Persepolis by Marjane Satrapi
First off, we have the wonderful four part graphic novel “Persepolis” by Marjane Satrapi. It is an autobiographical graphic novel that charts Marjane’s journey from childhood to adulthood amidst the political turmoil of Iran.
The first thing that stands out about Persepolis is its form as a graphic novel. Through the form, there is the contrast of the written with the visual. Further, it also adds more meaning to the conflict between religiosity and modernism in Iran. Additionally, it also acts as a comment on the position the author (and the character) occupy as a transnational citizen and how they negotiate spaces of nationalism.
“I wanted to be justice, love and the wrath of God all in one.”

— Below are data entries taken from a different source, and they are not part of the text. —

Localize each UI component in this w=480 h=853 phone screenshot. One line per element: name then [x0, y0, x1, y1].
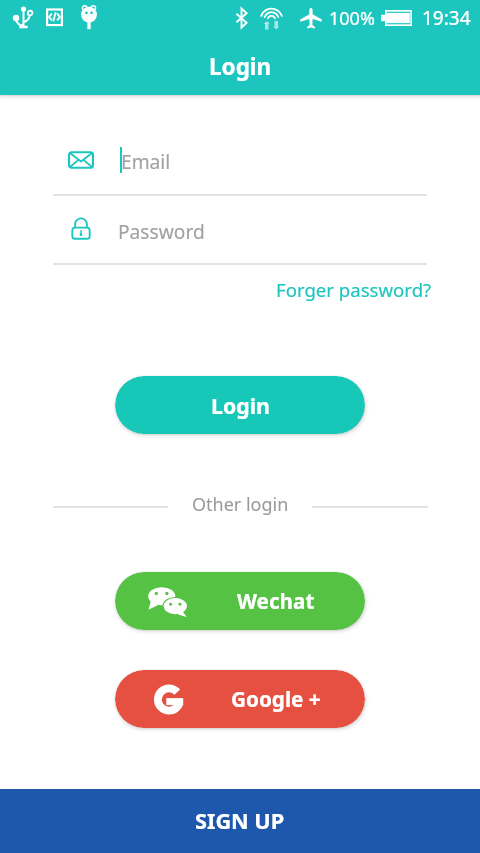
staticText: SIGN UP	[195, 806, 285, 836]
button[interactable]: Forger password?	[268, 273, 440, 306]
staticText: Password	[118, 218, 205, 244]
staticText: 19:34	[422, 5, 471, 31]
staticText: Login	[211, 391, 270, 420]
staticText: 100%	[329, 6, 375, 31]
staticText: Login	[209, 51, 272, 82]
button[interactable]: Password	[53, 203, 427, 265]
button[interactable]: Email	[53, 134, 427, 196]
staticText: Forger password?	[276, 277, 432, 302]
button[interactable]: Google +	[115, 670, 365, 728]
button[interactable]: Wechat	[115, 572, 365, 630]
staticText: Google +	[231, 685, 321, 713]
button[interactable]: Login	[115, 376, 365, 434]
staticText: Email	[121, 148, 171, 174]
staticText: Other login	[192, 492, 289, 517]
staticText: Wechat	[237, 587, 315, 615]
button[interactable]: SIGN UP	[0, 789, 480, 853]
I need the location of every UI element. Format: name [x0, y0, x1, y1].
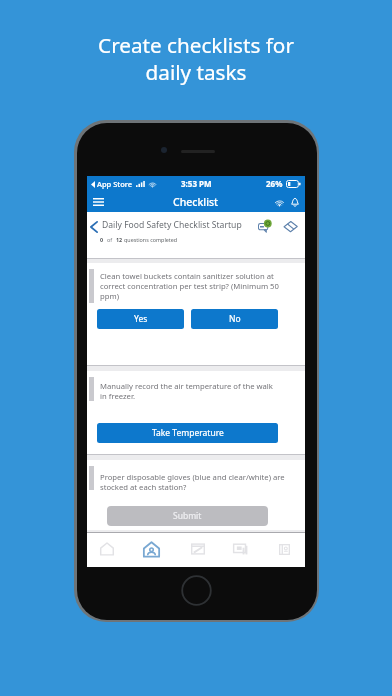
button[interactable]: Menu: [87, 191, 109, 212]
button[interactable]: Clear answers: [282, 218, 299, 235]
staticText: Proper disposable gloves (blue and clear…: [100, 472, 290, 492]
button[interactable]: Yes: [97, 309, 184, 329]
button[interactable]: Reports: [224, 533, 258, 567]
button[interactable]: Checklists: [134, 533, 168, 567]
staticText: Create checklists for daily tasks: [0, 31, 392, 86]
staticText: Clean towel buckets contain sanitizer so…: [100, 271, 290, 301]
staticText: questions completed: [124, 236, 178, 243]
button[interactable]: Submit: [107, 506, 268, 526]
staticText: Daily Food Safety Checklist Startup: [102, 219, 242, 231]
staticText: Submit: [173, 510, 202, 522]
staticText: 3:53 PM: [181, 178, 212, 189]
staticText: Manually record the air temperature of t…: [100, 381, 290, 401]
button[interactable]: Wifi status: [273, 195, 286, 209]
staticText: of: [107, 236, 113, 243]
staticText: 26%: [266, 178, 283, 189]
staticText: 0: [100, 236, 104, 243]
button[interactable]: Take Temperature: [97, 423, 278, 443]
staticText: Checklist: [173, 195, 219, 209]
staticText: 12: [116, 236, 123, 243]
button[interactable]: Comments: [256, 218, 273, 235]
button[interactable]: Notifications: [289, 195, 300, 209]
staticText: Yes: [134, 313, 148, 325]
button[interactable]: Home: [90, 533, 124, 567]
button[interactable]: Back: [87, 217, 101, 237]
button[interactable]: Contacts: [267, 533, 301, 567]
staticText: Take Temperature: [152, 427, 224, 439]
button[interactable]: Forms: [181, 533, 215, 567]
staticText: App Store: [97, 179, 133, 189]
button[interactable]: No: [191, 309, 278, 329]
staticText: No: [229, 313, 241, 325]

Zubaida’s Window by Iqbal Al-Qazwini
“Zubaida’s Window” follows an Iraqi exile living in Berlin with a focus on her crumbling psyche as a collateral of the war. Here we are shown the experience of alienation not just on a geographic level but also on an emotional level. This is because she is unable to find her place in the present; in Berlin. She continues to live in the past through her fragmented memories of the war, facilitated by the live media coverage of the recent war.
Coupled with the commentary on experiences of war as diaspora literature, “Zubaida’s Window” also is a great piece to read in regards to the terrifying growth of mass communication.
“That place once represented for her an uneasy dream, vacil lating between wakefulness and sleep, between audacity and fear, between the possible and the impossible. That is the place she has been longing for.”
Aisha by Ahdaf Soueif
For those who do not want to go through full length novels, “Aisha” is another example of diaspora literature in the form of short stories. With a lot of emphasis on symbolism, each short story follows Aisha through childhood to adulthood. However, instead of being in a chronological order it is episodic.
Not only does it wonderfully explain the diaspora experience, Soueif also creates a bridge between the East and the West. She refuses to put either of those on a pedestal. Instead, she lays the importance on awareness and individual choice in constructing our identity.
“She looked at the mirror with recognition, relief and sorrow. She lowered herself gently off the bed, straightened it, and left the room.”
We hope you pick up at least one of these brilliant works of diaspora literature. So much more could have been said about all three, but we do want to leave you with some room for curiosity!